Terutama di momen bersejarah ini, kita perlu menemukan kembali dimensi kebebasan yang komunitarian, bukan individualistis : pandemi telah mengajarkan kita bahwa kita saling membutuhkan, tetapi mengetahui hal ini saja tidak memadai; kita perlu memilihnya secara nyata, memutuskan jalan itu, setiap hari. Marilah kita katakan dan yakini bahwa orang lain bukanlah penghalang kebebasanku, tetapi mereka adalah kemungkinan untuk mewujudkannya sepenuhnya. Karena kebebasan kita lahir dari kasih Allah dan tumbuh dalam kasih. Terima kasih.

 

[Sapaan Khusus]

 

Saya menyapa para peziarah dan para pengunjung berbahasa Inggris yang ambil bagian dalam Audiensi hari ini, terutama kelompok-kelompok dari Amerika Serikat.

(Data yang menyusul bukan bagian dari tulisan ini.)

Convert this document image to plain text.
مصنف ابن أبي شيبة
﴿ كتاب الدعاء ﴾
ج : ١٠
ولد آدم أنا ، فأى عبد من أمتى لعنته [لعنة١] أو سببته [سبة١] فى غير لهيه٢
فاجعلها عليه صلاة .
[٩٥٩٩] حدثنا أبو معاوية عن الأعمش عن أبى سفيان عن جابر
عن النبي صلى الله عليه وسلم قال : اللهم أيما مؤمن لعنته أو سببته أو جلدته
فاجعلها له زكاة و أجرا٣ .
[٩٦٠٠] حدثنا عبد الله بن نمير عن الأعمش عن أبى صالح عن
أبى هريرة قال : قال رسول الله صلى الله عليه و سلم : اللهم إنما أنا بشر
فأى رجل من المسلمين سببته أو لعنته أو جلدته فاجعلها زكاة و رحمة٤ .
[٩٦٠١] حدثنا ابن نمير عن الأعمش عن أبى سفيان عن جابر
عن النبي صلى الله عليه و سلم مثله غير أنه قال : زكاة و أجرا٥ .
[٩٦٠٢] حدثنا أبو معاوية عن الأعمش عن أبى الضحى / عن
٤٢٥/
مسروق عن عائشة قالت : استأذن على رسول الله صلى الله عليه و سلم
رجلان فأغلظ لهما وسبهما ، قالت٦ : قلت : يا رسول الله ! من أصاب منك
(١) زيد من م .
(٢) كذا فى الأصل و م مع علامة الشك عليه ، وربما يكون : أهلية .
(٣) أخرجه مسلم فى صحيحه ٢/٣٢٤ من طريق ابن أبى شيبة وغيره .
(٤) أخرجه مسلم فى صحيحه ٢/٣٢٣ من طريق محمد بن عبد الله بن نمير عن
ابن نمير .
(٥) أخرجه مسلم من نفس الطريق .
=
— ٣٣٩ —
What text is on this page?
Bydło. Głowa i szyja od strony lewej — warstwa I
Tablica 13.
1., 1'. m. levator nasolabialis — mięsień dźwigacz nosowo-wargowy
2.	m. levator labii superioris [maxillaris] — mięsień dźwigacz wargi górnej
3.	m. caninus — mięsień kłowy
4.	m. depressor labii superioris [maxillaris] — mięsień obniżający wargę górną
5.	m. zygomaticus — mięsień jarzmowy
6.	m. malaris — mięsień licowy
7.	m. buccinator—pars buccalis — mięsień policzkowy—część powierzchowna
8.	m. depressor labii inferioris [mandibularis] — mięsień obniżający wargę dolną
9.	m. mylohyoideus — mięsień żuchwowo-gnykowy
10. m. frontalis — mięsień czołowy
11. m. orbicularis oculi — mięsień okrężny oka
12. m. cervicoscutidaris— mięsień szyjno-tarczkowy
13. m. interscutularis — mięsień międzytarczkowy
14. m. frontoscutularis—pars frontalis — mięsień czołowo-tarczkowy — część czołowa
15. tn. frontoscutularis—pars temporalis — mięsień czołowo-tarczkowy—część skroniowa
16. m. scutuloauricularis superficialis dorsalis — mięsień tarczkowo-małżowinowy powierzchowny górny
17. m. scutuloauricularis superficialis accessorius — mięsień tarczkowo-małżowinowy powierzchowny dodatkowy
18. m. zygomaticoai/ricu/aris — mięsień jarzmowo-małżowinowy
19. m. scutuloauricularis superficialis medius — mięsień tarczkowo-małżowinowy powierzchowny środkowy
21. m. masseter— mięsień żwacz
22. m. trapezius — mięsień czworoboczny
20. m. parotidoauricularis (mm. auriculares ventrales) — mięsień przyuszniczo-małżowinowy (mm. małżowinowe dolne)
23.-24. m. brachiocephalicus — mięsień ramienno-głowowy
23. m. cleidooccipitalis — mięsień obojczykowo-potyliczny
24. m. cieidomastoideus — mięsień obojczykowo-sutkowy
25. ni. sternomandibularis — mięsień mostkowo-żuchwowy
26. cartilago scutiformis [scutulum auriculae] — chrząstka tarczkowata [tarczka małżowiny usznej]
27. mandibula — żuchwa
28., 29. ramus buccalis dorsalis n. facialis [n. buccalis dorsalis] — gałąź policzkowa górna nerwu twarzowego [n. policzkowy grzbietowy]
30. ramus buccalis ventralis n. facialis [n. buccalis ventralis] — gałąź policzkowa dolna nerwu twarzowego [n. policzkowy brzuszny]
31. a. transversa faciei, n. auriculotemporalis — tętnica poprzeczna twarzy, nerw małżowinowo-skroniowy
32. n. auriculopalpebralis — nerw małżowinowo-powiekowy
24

Atas kamu semua, dan keluargamu, saya memohonkan sukacita dan damai sejahtera Tuhan. Semoga Allah memberkatimu!

 

[Ringkasan dalam bahasa Inggris yang disampaikan seorang penutur]

 

Saudara dan saudari terkasih : Dalam katekese lanjutan kita tentang Surat Santo Paulus kepada Jemaat Galatia, sekarang kita membahas kebebasan yang merupakan tujuan panggilan kita di dalam Kristus. Kehidupan baru yang kita terima dalam pembaptisan telah menjadikan kita putra dan putri Bapa dan membebaskan kita dari perbudakan dosa dan maut. Paulus mengajarkan bahwa kebebasan kita di dalam Kristus bukanlah kesempatan untuk memanjakan diri sendiri tetapi panggilan untuk "melayani seorang akan yang lain" (Gal 5:13) dalam komunitas umat beriman. Paulus memberitahu kita bahwa hanya “oleh kasih” (idem), yang diberikan dalam pelayanan yang berlimpah kepada orang miskin, kebebasan kita di dalam Kristus dapat bertumbuh dan menghasilkan buah. Yesus memberi teladan kehidupan kasih tanpa pamrih ini pada Perjamuan Terakhir, ketika, pada malam sengsara dan wafat-Nya yang menyelamatkan, Ia membasuh kaki para murid, mengajar kita untuk melakukan hal yang sama. Kebebasan Kristiani pada dasarnya memiliki dimensi sosial. Dampak pandemi saat ini mengundang kita untuk mengatasi gagasan kebebasan individualistik yang reduktif dan menemukan kembali aspek komunitariannya yang lebih dalam. Melalui kesaksian kita akan kuasa rahmat Kristus yang membebaskan, semoga kita membantu orang lain untuk melihat bahwa kebebasan sejati lahir dari kasih Allah dan menemukan pemenuhannya dalam amal.